COMPUTER APPLICATION FOR CREATING MAXILLO-FACIAL PROSTHESES FOR CHILDREN

Abstract

Maxillofacial prosthetics in the case of growing children has experienced different approaches over time, taking into consideration the complexity and the relative unpredictability of the mandible's bone growth. At present, the quantification of the mandibular growth is done by using direct measurements of the 3D model generated by the computed tomography, together with the possibility of highlighting the different growth rates between genders. The surgeries are based on two approaches: the autogenous grafts collected from the rib, which have an unpredictable growth rate or, in more severe cases, the implantation of a total temporomandibular joint prosthesis. The last one mentioned requires numerous adjustments throughout the patient's life, because of the mandibular growth.
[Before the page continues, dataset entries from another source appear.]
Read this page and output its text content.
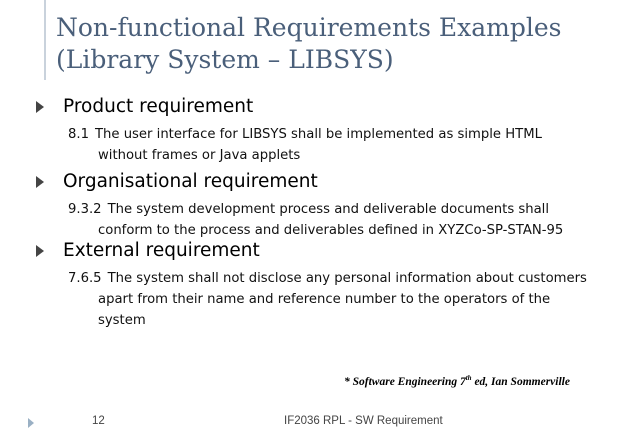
Non-functional Requirements Examples
(Library System – LIBSYS)
Product requirement
8.1 The user interface for LIBSYS shall be implemented as simple HTML
without frames or Java applets
Organisational requirement
9.3.2 The system development process and deliverable documents shall
conform to the process and deliverables defined in XYZCo-SP-STAN-95
External requirement
7.6.5 The system shall not disclose any personal information about customers
apart from their name and reference number to the operators of the
system
* Software Engineering 7th ed, Ian Sommerville
12	IF2036 RPL - SW Requirement
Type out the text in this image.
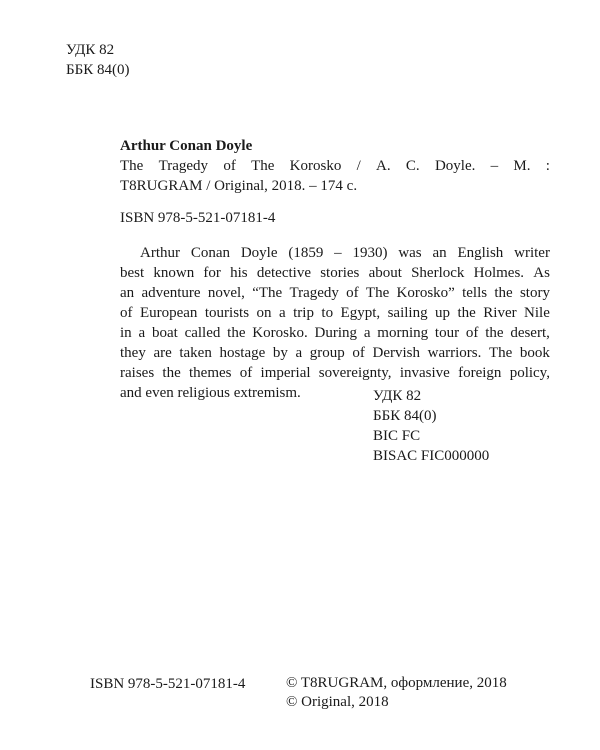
УДК 82
ББК 84(0)
Arthur Conan Doyle
The Tragedy of The Korosko / A. C. Doyle. – M. :
T8RUGRAM / Original, 2018. – 174 c.
ISBN 978-5-521-07181-4

Arthur Conan Doyle (1859 – 1930) was an English writer

best known for his detective stories about Sherlock Holmes. As

an adventure novel, “The Tragedy of The Korosko” tells the story

of European tourists on a trip to Egypt, sailing up the River Nile

in a boat called the Korosko. During a morning tour of the desert,

they are taken hostage by a group of Dervish warriors. The book

raises the themes of imperial sovereignty, invasive foreign policy,

and even religious extremism.	УДК 82
ББК 84(0)
BIC FC
BISAC FIC000000
ISBN 978-5-521-07181-4	© T8RUGRAM, оформление, 2018
© Original, 2018
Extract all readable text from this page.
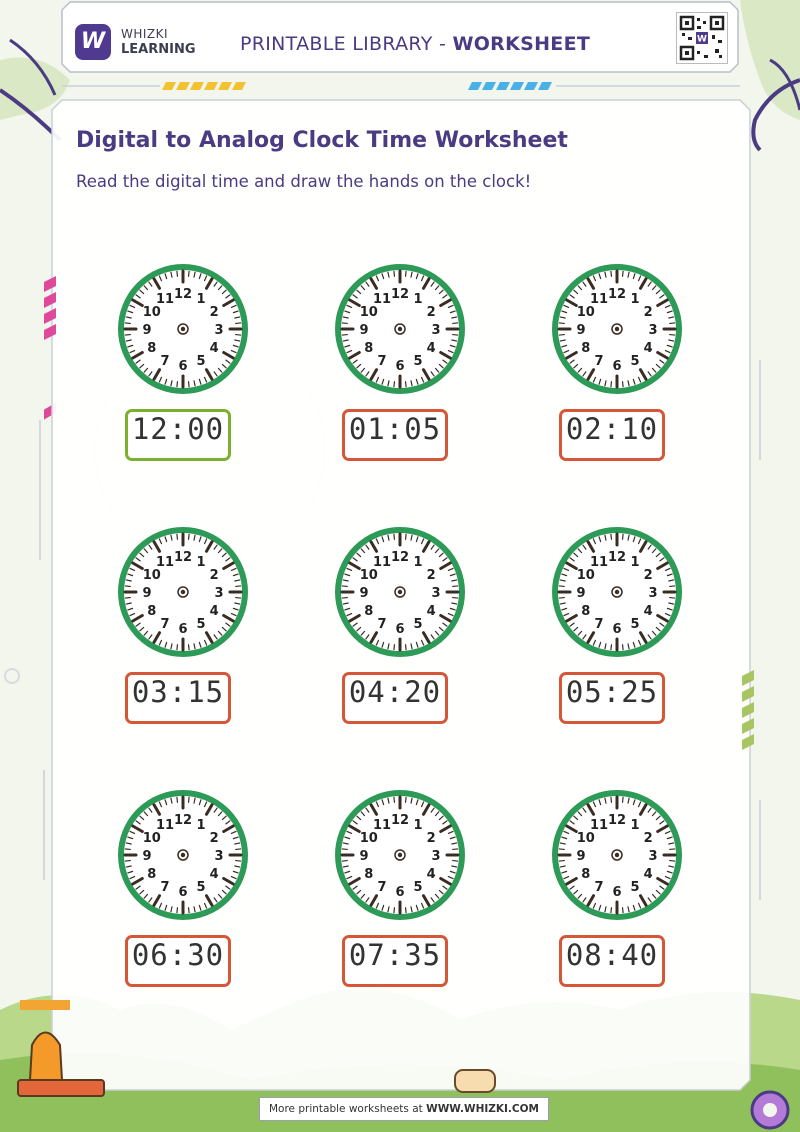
W	WHIZKI
LEARNING PRINTABLE LIBRARY - WORKSHEET	W
Digital to Analog Clock Time Worksheet
Read the digital time and draw the hands on the clock!
12 1
2
3
4
5
6
7
8
9
10
11
12:00
12 1
2
3
4
5
6
7
8
9
10
11
01:05
12 1
2
3
4
5
6
7
8
9
10
11
02:10
12 1
2
3
4
5
6
7
8
9
10
11
03:15
12 1
2
3
4
5
6
7
8
9
10
11
04:20
12 1
2
3
4
5
6
7
8
9
10
11
05:25
12 1
2
3
4
5
6
7
8
9
10
11
06:30
12 1
2
3
4
5
6
7
8
9
10
11
07:35
12 1
2
3
4
5
6
7
8
9
10
11
08:40
More printable worksheets at WWW.WHIZKI.COM
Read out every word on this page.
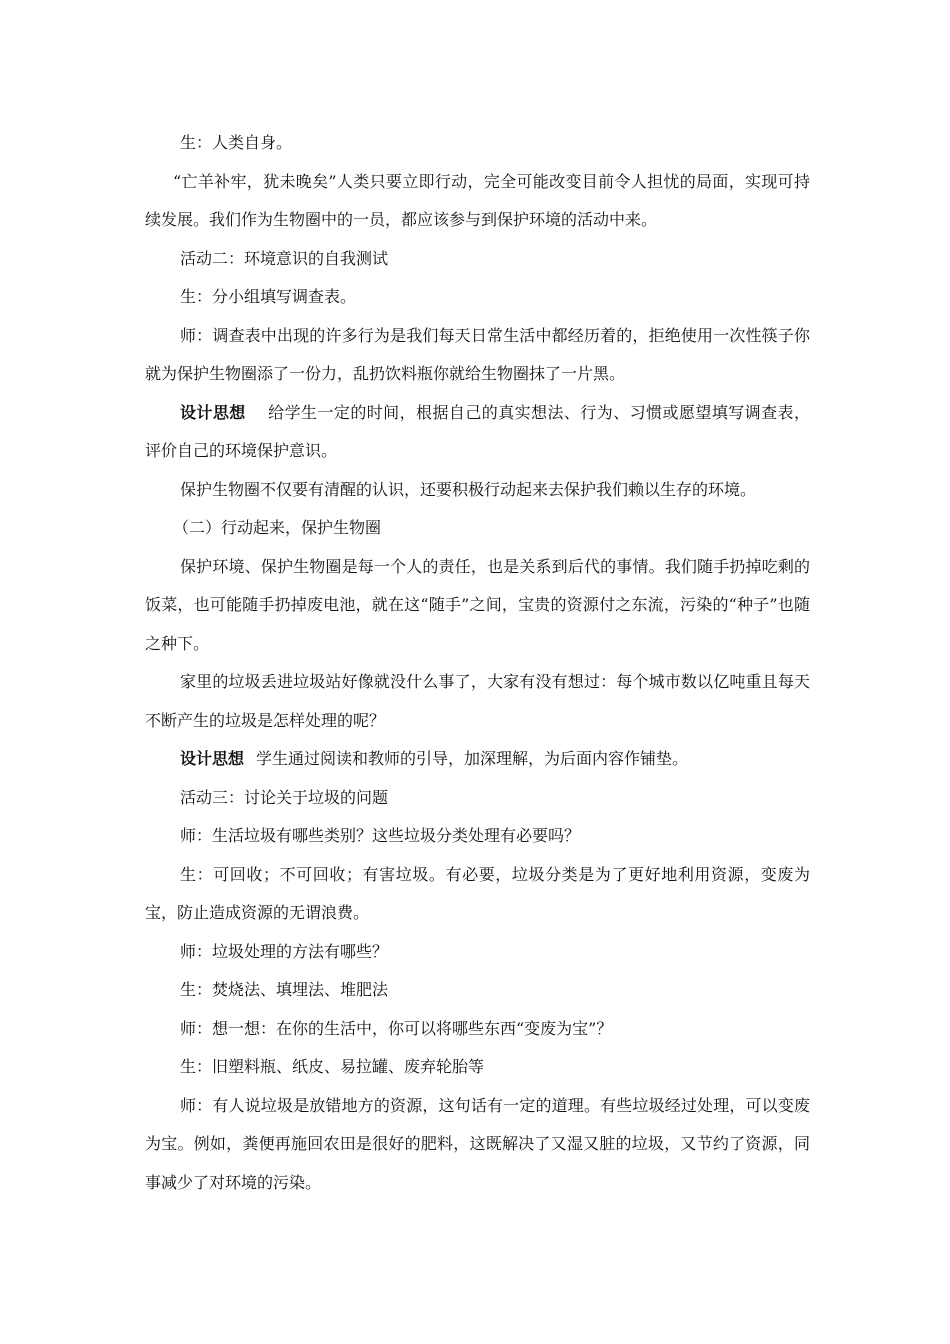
生：人类自身。

“亡羊补牢，犹未晚矣”人类只要立即行动，完全可能改变目前令人担忧的局面，实现可持续发展。我们作为生物圈中的一员，都应该参与到保护环境的活动中来。

活动二：环境意识的自我测试

生：分小组填写调查表。

师：调查表中出现的许多行为是我们每天日常生活中都经历着的，拒绝使用一次性筷子你就为保护生物圈添了一份力，乱扔饮料瓶你就给生物圈抹了一片黑。

设计思想 给学生一定的时间，根据自己的真实想法、行为、习惯或愿望填写调查表，评价自己的环境保护意识。

保护生物圈不仅要有清醒的认识，还要积极行动起来去保护我们赖以生存的环境。

（二）行动起来，保护生物圈

保护环境、保护生物圈是每一个人的责任，也是关系到后代的事情。我们随手扔掉吃剩的饭菜，也可能随手扔掉废电池，就在这“随手”之间，宝贵的资源付之东流，污染的“种子”也随之种下。

家里的垃圾丢进垃圾站好像就没什么事了，大家有没有想过：每个城市数以亿吨重且每天不断产生的垃圾是怎样处理的呢？

设计思想 学生通过阅读和教师的引导，加深理解，为后面内容作铺垫。

活动三：讨论关于垃圾的问题

师：生活垃圾有哪些类别？这些垃圾分类处理有必要吗？

生：可回收；不可回收；有害垃圾。有必要，垃圾分类是为了更好地利用资源，变废为宝，防止造成资源的无谓浪费。

师：垃圾处理的方法有哪些？

生：焚烧法、填埋法、堆肥法

师：想一想：在你的生活中，你可以将哪些东西“变废为宝”？

生：旧塑料瓶、纸皮、易拉罐、废弃轮胎等

师：有人说垃圾是放错地方的资源，这句话有一定的道理。有些垃圾经过处理，可以变废为宝。例如，粪便再施回农田是很好的肥料，这既解决了又湿又脏的垃圾，又节约了资源，同事减少了对环境的污染。
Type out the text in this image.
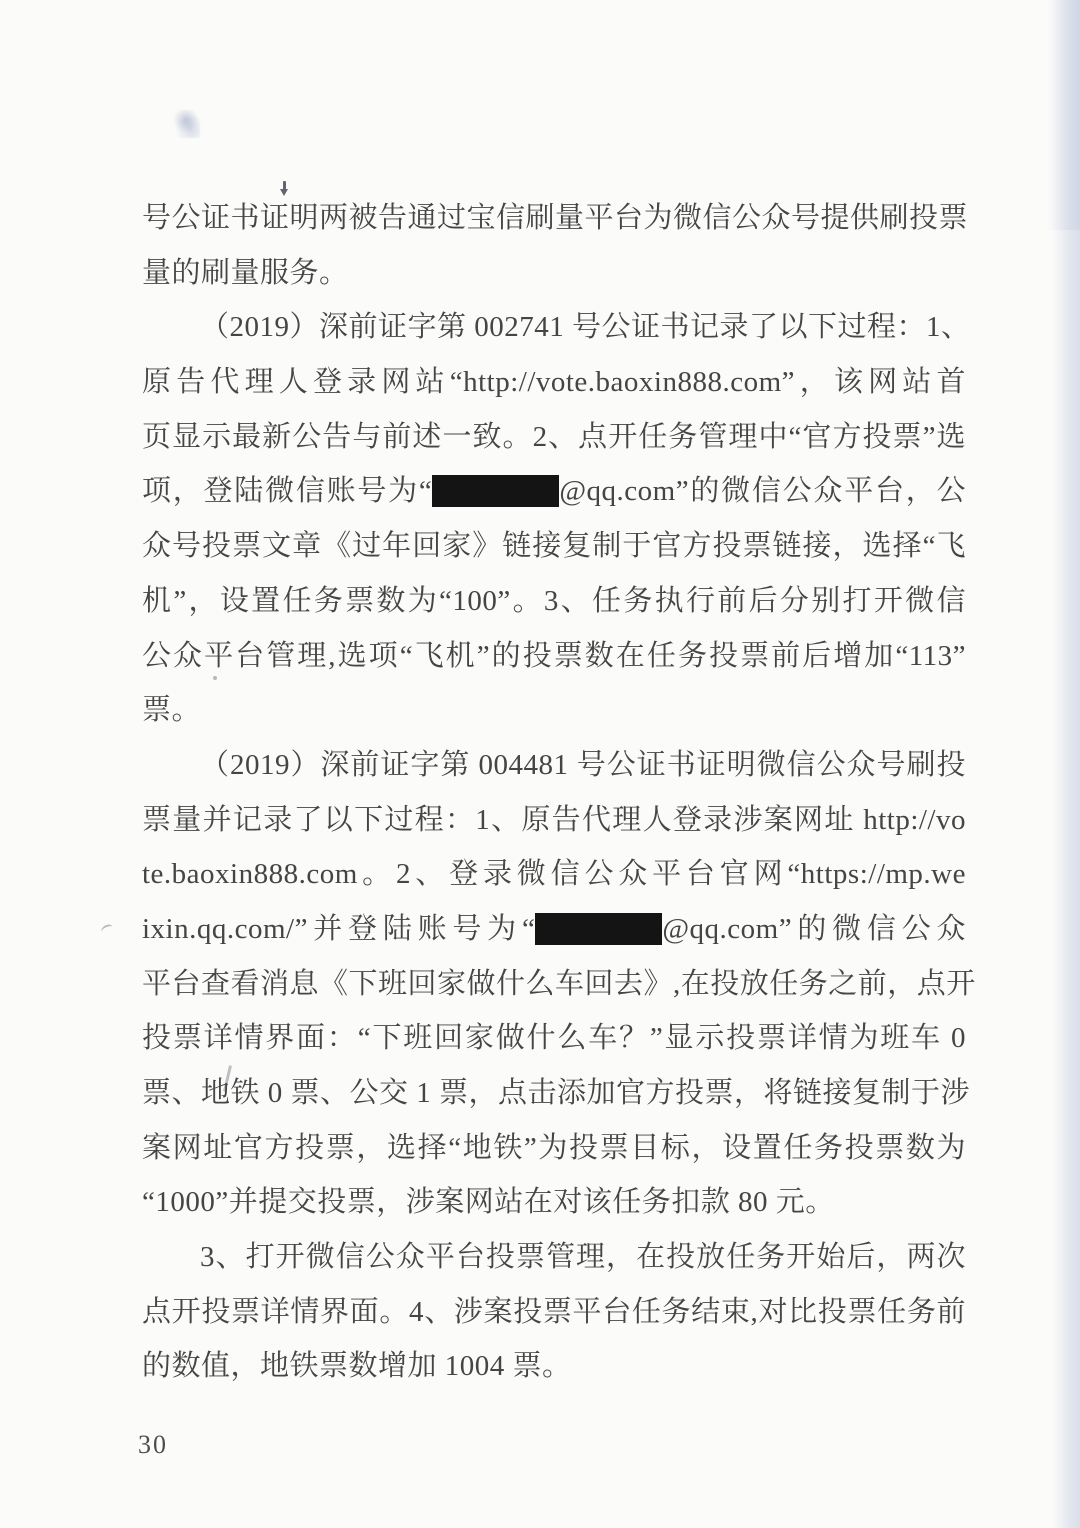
号公证书证明两被告通过宝信刷量平台为微信公众号提供刷投票
量的刷量服务。
（2019）深前证字第 002741 号公证书记录了以下过程：1、
原告代理人登录网站“http://vote.baoxin888.com”，该网站首
页显示最新公告与前述一致。2、点开任务管理中“官方投票”选
项，登陆微信账号为“	@qq.com”的微信公众平台，公
众号投票文章《过年回家》链接复制于官方投票链接，选择“飞
机”，设置任务票数为“100”。3、任务执行前后分别打开微信
公众平台管理,选项“飞机”的投票数在任务投票前后增加“113”
票。
（2019）深前证字第 004481 号公证书证明微信公众号刷投
票量并记录了以下过程：1、原告代理人登录涉案网址 http://vo
te.baoxin888.com。2、登录微信公众平台官网“https://mp.we
ixin.qq.com/”并登陆账号为“	@qq.com”的微信公众
平台查看消息《下班回家做什么车回去》,在投放任务之前，点开
投票详情界面：“下班回家做什么车？”显示投票详情为班车 0
票、地铁 0 票、公交 1 票，点击添加官方投票，将链接复制于涉
案网址官方投票，选择“地铁”为投票目标，设置任务投票数为
“1000”并提交投票，涉案网站在对该任务扣款 80 元。
3、打开微信公众平台投票管理，在投放任务开始后，两次
点开投票详情界面。4、涉案投票平台任务结束,对比投票任务前
的数值，地铁票数增加 1004 票。
30
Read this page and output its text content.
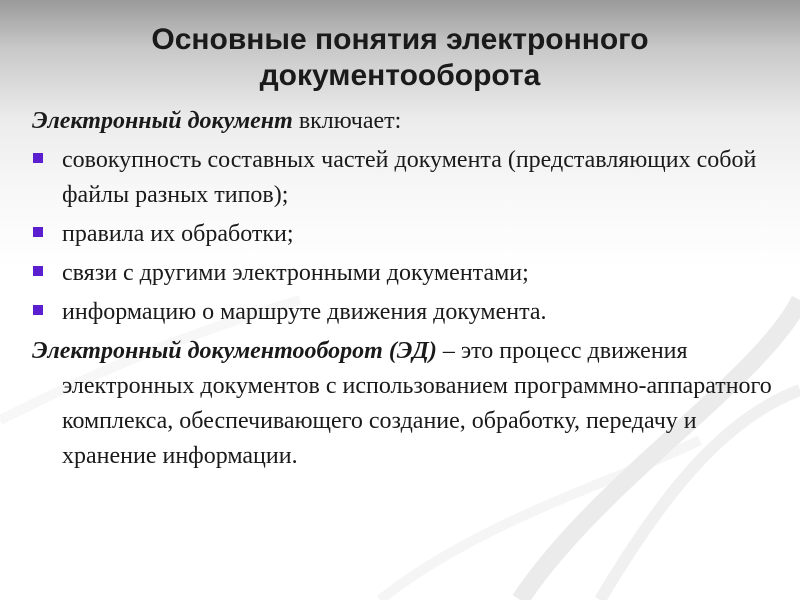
Основные понятия электронного
документооборота
Электронный документ включает:
совокупность составных частей документа (представляющих собой файлы разных типов);
правила их обработки;
связи с другими электронными документами;
информацию о маршруте движения документа.
Электронный документооборот (ЭД) – это процесс движения электронных документов с использованием программно-аппаратного комплекса, обеспечивающего создание, обработку, передачу и хранение информации.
The purpose of this paper is to present a complete temporomandibular joint prosthesis, provided with a capsule which contains a distractor mechanism that can be adjusted with minimal invasiveness at certain periods of time during the child's growth, without the need of complex surgery. Proximal, both the components of the mandibular part and the fossa follow the anatomical shape of the implantation surroundings and are provided with holes for monocortical screws fixation. The fossa component allow the replication to some extent of anatomical and functional route, crossed by the condylar head during the maximum mouth opening while the movement inside the distractor component is based on a rack-and-pinion assembly, commanded by the pinion rotation (screwing) which ensure a good access and adjustment of the mechanism from outside the body. This mechanism is encapsulated in a biocompatible material and attached through fixation to the upper surface of the mandibular base component, the surface which is generated by the condilectomy plane. Thus, this paper describes a method of conceiving, designing, building and manufacturing of such a total prosthesis with a distractor. The computer route begins with data acquisition, 3D model reconstruction from DICOM files generated by the computer-tomography scan, processing, editing, and filtering by "Remesh" operations, artifact removal and export to STL format of the anatomical model. The design process of prosthetic structures and the establishment for each one their own technological paths is made according to the chosen manufacturing technologies: 3D print, respectively CNC.